The Institute for Education’s NextGen Roundtable was honored to host Jennifer Griffin, National Security Correspondent for FOX News on April 29. The lunch forum was hosted at Alice Deal Middle School in Washington, DC and was attended by over 50 8th graders. Stay tuned for Round-up and event photos!
About our Speaker: Jennifer Griffin currently serves as a national security correspondent for FOX News Channel (FNC). She joined FNC in October 1999 as a Jerusalem-based correspondent.
Since 2007, Griffin has reported daily from the Pentagon where she questions senior military leaders, travels to war zones and reports on all aspects of the military, including the current wars against ISIS and Al Qaeda. She has covered major news stories extensively including the attack on the U.S. Consulate in Benghazi, Libya on September 11, 2012, and the killing of Osama bin Laden in 2011.
Throughout her career, Griffin has secured major interviews with government officials including former Defense Secretary Leon Panetta in Baghdad, Iraq on the day the Iraq War ended, as well as an exclusive interview with General David Petraeus in Kabul, Afghanistan in 2010 when he took over as the top U.S. commander in Afghanistan.
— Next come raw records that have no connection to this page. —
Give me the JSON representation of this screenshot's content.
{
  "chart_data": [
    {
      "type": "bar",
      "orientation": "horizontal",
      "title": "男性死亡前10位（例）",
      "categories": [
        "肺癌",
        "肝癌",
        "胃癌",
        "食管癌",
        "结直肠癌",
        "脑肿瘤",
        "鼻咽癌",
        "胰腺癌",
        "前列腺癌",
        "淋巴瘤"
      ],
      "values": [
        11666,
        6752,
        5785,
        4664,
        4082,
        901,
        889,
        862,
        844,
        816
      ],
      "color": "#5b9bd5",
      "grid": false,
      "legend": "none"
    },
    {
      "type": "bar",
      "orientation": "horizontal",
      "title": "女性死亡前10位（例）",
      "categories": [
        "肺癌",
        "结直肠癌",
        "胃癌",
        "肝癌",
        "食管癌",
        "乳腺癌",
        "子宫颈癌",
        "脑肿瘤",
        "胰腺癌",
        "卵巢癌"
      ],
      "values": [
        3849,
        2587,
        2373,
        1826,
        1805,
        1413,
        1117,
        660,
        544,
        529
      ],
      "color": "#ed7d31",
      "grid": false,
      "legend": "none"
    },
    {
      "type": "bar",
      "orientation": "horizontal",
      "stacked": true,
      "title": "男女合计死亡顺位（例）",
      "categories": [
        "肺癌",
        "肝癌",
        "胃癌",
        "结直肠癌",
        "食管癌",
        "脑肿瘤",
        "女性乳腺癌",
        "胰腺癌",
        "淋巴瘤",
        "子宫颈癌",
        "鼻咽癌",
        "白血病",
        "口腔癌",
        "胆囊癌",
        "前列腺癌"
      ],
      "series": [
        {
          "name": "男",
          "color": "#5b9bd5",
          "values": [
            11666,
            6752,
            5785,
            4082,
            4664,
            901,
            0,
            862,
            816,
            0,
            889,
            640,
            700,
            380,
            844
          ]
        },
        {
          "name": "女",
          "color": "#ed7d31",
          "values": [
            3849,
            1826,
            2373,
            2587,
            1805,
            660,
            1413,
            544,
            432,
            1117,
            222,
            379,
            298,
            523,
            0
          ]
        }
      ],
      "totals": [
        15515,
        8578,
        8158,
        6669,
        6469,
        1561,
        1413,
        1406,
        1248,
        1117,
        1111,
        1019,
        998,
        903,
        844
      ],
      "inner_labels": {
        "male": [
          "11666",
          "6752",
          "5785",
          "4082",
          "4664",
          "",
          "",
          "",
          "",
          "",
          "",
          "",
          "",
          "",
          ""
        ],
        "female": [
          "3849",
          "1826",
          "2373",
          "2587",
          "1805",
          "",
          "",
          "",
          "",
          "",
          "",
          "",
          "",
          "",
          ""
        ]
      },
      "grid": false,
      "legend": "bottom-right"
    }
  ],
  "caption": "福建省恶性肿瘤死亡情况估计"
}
She has also traveled on multiple trips overseas with former Defense Secretary Robert Gates from 2007-2011. She began her work at the Pentagon at the start of the “surge.”
During Griffin’s tenure at FNC, she has provided live coverage of the Palestinian Intifada from 2000-2007 and was among the first reporters to arrive in the wake of the South-East Asia tsunami tragedy, reporting from Phuket and Khao Lak, Thailand.
While based in Jerusalem, she reported on the Israeli-Palestinian conflict, countless suicide bombings, military incursions and failed peace deals. In 2000, she provided on-site coverage of Israel’s withdrawal from Lebanon and its withdrawal from the Gaza strip in 2005, as well as Yassar Arafat’s funeral. Additionally, Griffin is credited with conducting a rare and extensive interview with former Prime Minister of Israel Ariel Sharon on his farm in 2009 before he lapsed into a coma.
Prior to joining FNC, Griffin covered the Middle East region for several American media organizations including National Public Radio and U.S. News and World Report. Previously, she reported for The Sowetan newspaper in Johannesburg, South Africa, where she covered Nelson Mandela’s prison release and numerous other historic moments in South Africa’s transition away from the apartheid regime.
A graduate of Harvard University in 1992, Griffin received a B.A. in comparative politics. She is also the co-author of the book, “This Burning Land: Lessons from the Frontlines of the Transformed Israeli-Palestinian Conflict,” which she wrote with her husband Greg Myre regarding their experience in Israel.